When selecting software, asking around is a common method to figure out if software will work for you. Talking to other users, checking references and finding out about the user experience is valuable.  However, dentists need to recognize that few dental practices prioritize vendor training and make the most of it. Further, at any particular software vendor, there may be several trainers and there may have been changes/upgrades in software. Furthermore, practices that use a software may have purchased the wrong software or not allowed enough time for their own training.

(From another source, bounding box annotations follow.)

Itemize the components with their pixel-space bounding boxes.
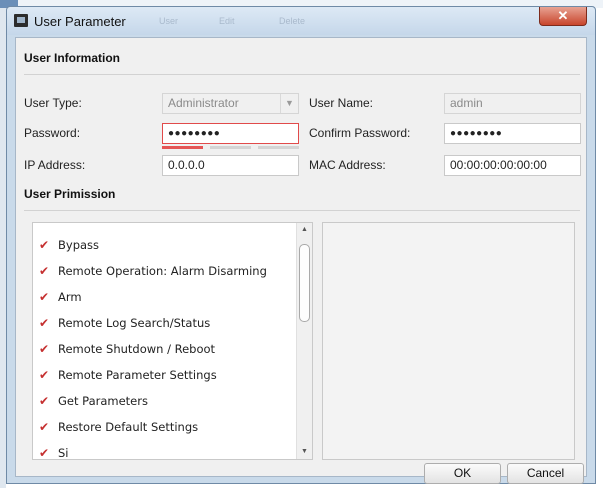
permission-item-label: Remote Log Search/Status <box>58 316 211 330</box>
permission-item-label: Si <box>58 446 69 460</box>
mac-address-value: 00:00:00:00:00:00 <box>450 158 547 172</box>
user-type-select[interactable]: Administrator ▼ <box>162 93 299 114</box>
permission-item-label: Bypass <box>58 238 100 252</box>
ok-button[interactable]: OK <box>424 463 501 484</box>
user-name-field[interactable]: admin <box>444 93 581 114</box>
title-bar[interactable]: User Parameter User Edit Delete ✕ <box>7 7 595 35</box>
permission-item[interactable]: ✔ Remote Log Search/Status <box>39 315 210 331</box>
password-strength-medium <box>210 146 251 149</box>
permission-item[interactable]: ✔ Remote Parameter Settings <box>39 367 217 383</box>
user-type-value: Administrator <box>168 96 239 110</box>
toolbar-ghost-user: User <box>159 16 179 26</box>
permission-item-label: Arm <box>58 290 82 304</box>
dialog-body: User Information User Type: Administrato… <box>15 37 587 484</box>
checkmark-icon[interactable]: ✔ <box>39 317 50 329</box>
chevron-down-icon[interactable]: ▼ <box>280 94 298 113</box>
password-field[interactable]: ●●●●●●●● <box>162 123 299 144</box>
mac-address-field[interactable]: 00:00:00:00:00:00 <box>444 155 581 176</box>
toolbar-ghost-delete: Delete <box>279 16 306 26</box>
checkmark-icon[interactable]: ✔ <box>39 369 50 381</box>
permission-item[interactable]: ✔ Si <box>39 445 69 460</box>
user-information-heading: User Information <box>24 51 121 65</box>
permission-item[interactable]: ✔ Restore Default Settings <box>39 419 198 435</box>
divider <box>24 74 580 75</box>
permission-item[interactable]: ✔ Remote Shutdown / Reboot <box>39 341 215 357</box>
checkmark-icon[interactable]: ✔ <box>39 421 50 433</box>
password-strength-weak <box>162 146 203 149</box>
confirm-password-value: ●●●●●●●● <box>450 128 503 139</box>
password-value: ●●●●●●●● <box>168 128 221 139</box>
sub-permission-panel <box>322 222 575 460</box>
ip-address-value: 0.0.0.0 <box>168 158 205 172</box>
scrollbar-thumb[interactable] <box>299 244 310 322</box>
mac-address-label: MAC Address: <box>309 158 386 172</box>
permission-item[interactable]: ✔ Get Parameters <box>39 393 148 409</box>
checkmark-icon[interactable]: ✔ <box>39 447 50 459</box>
user-name-label: User Name: <box>309 96 374 110</box>
toolbar-ghost-edit: Edit <box>219 16 235 26</box>
user-permission-heading: User Primission <box>24 187 116 201</box>
close-button[interactable]: ✕ <box>539 7 587 26</box>
ip-address-field[interactable]: 0.0.0.0 <box>162 155 299 176</box>
checkmark-icon[interactable]: ✔ <box>39 239 50 251</box>
scroll-up-arrow-icon[interactable]: ▲ <box>297 223 312 237</box>
permission-item-label: Get Parameters <box>58 394 148 408</box>
divider <box>24 210 580 211</box>
permission-item[interactable]: ✔ Bypass <box>39 237 99 253</box>
confirm-password-field[interactable]: ●●●●●●●● <box>444 123 581 144</box>
permission-item-label: Remote Operation: Alarm Disarming <box>58 264 267 278</box>
permission-item-label: Remote Parameter Settings <box>58 368 217 382</box>
permission-list[interactable]: ✔ Bypass ✔ Remote Operation: Alarm Disarmin… <box>32 222 313 460</box>
checkmark-icon[interactable]: ✔ <box>39 291 50 303</box>
user-name-value: admin <box>450 96 483 110</box>
permission-item-label: Remote Shutdown / Reboot <box>58 342 216 356</box>
checkmark-icon[interactable]: ✔ <box>39 265 50 277</box>
cancel-button[interactable]: Cancel <box>507 463 584 484</box>
permission-item-label: Restore Default Settings <box>58 420 199 434</box>
scroll-down-arrow-icon[interactable]: ▼ <box>297 445 312 459</box>
checkmark-icon[interactable]: ✔ <box>39 395 50 407</box>
app-icon <box>14 14 28 27</box>
confirm-password-label: Confirm Password: <box>309 126 411 140</box>
permission-item[interactable]: ✔ Arm <box>39 289 82 305</box>
dialog-title: User Parameter <box>34 14 126 29</box>
user-parameter-dialog: User Parameter User Edit Delete ✕ User I… <box>6 6 596 484</box>
checkmark-icon[interactable]: ✔ <box>39 343 50 355</box>
permission-item[interactable]: ✔ Remote Operation: Alarm Disarming <box>39 263 267 279</box>
user-type-label: User Type: <box>24 96 82 110</box>
permission-list-scrollbar[interactable]: ▲ ▼ <box>296 223 312 459</box>
password-strength-strong <box>258 146 299 149</box>
password-label: Password: <box>24 126 81 140</box>
close-icon: ✕ <box>557 8 569 23</box>
ip-address-label: IP Address: <box>24 158 86 172</box>
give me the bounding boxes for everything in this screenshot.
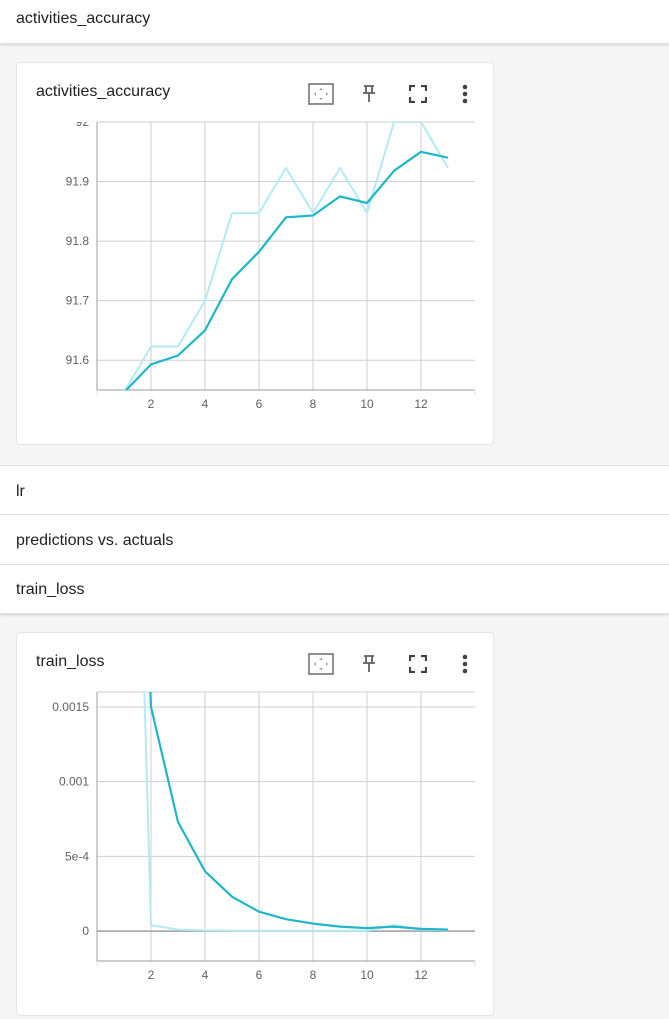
x-tick-label: 4	[202, 968, 209, 982]
x-tick-label: 2	[148, 397, 155, 411]
train-loss-line-chart[interactable]: 2 4 6 8 10 12 0 5e-4 0.001 0.0015	[17, 633, 495, 1017]
x-tick-label: 4	[202, 397, 209, 411]
y-tick-label: 91.6	[66, 353, 90, 367]
chart-card-train-loss: train_loss 2 4 6 8 10 12 0 5e-4 0.001 0.0015	[16, 632, 494, 1016]
y-tick-label-clipped: 92	[76, 115, 90, 129]
section-header-label: predictions vs. actuals	[16, 532, 174, 549]
y-tick-label: 91.7	[66, 294, 90, 308]
x-tick-label: 2	[148, 968, 155, 982]
y-tick-label: 91.8	[66, 234, 90, 248]
chart-card-activities-accuracy: activities_accuracy 2 4 6 8 10 12 91.6 91.7 91.8…	[16, 62, 494, 445]
y-tick-label: 5e-4	[65, 849, 89, 863]
section-header-label: lr	[16, 483, 25, 500]
x-tick-label: 6	[256, 968, 263, 982]
series-line-smoothed	[124, 150, 449, 390]
x-tick-label: 8	[310, 968, 317, 982]
series-line-raw	[124, 122, 449, 390]
y-tick-label: 0.0015	[52, 700, 89, 714]
x-tick-label: 10	[360, 397, 374, 411]
x-tick-label: 10	[360, 968, 374, 982]
x-tick-label: 12	[414, 968, 428, 982]
section-header-train-loss[interactable]: train_loss	[0, 565, 669, 614]
x-tick-label: 12	[414, 397, 428, 411]
y-tick-label: 0.001	[59, 775, 89, 789]
y-tick-label: 91.9	[66, 175, 90, 189]
section-header-predictions[interactable]: predictions vs. actuals	[0, 515, 669, 565]
accuracy-line-chart[interactable]: 2 4 6 8 10 12 91.6 91.7 91.8 91.9 92	[17, 63, 495, 446]
section-header-label: train_loss	[16, 581, 85, 598]
y-tick-label: 0	[82, 924, 89, 938]
section-header-lr[interactable]: lr	[0, 465, 669, 515]
x-tick-label: 8	[310, 397, 317, 411]
x-tick-label: 6	[256, 397, 263, 411]
section-header-label: activities_accuracy	[16, 10, 151, 27]
section-header-activities-accuracy[interactable]: activities_accuracy	[0, 0, 669, 44]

In addition, training from a vendor is the first step in a two-way relationship. Establishing the importance of the software in daily work is necessary both internally to the practice and to create a channel of communication with the vendor. Ideally, a practice has selected the best software for their needs, and will use that software for years to come. To build a strong, ongoing relationship, practices need to treat vendor training as a mechanism for setting up communication channels, providing feedback and important information. The trainer often becomes the go-to person, the key link in the communication chain for practices to understand upgrades, communicate unique needs and problems, and receive important information from the vendor.

Using your software fully demands deep knowledge, and trainers can provide personalized information about the nuances and features. Communicate with the vendor and trainer; don’t suffer in silence, and don’t expect the vendor to read your mind.

In small and large practices, the organization must value the training and be committed—even if that is hard to do. Treat training as an obligation and an opportunity that you have paid for.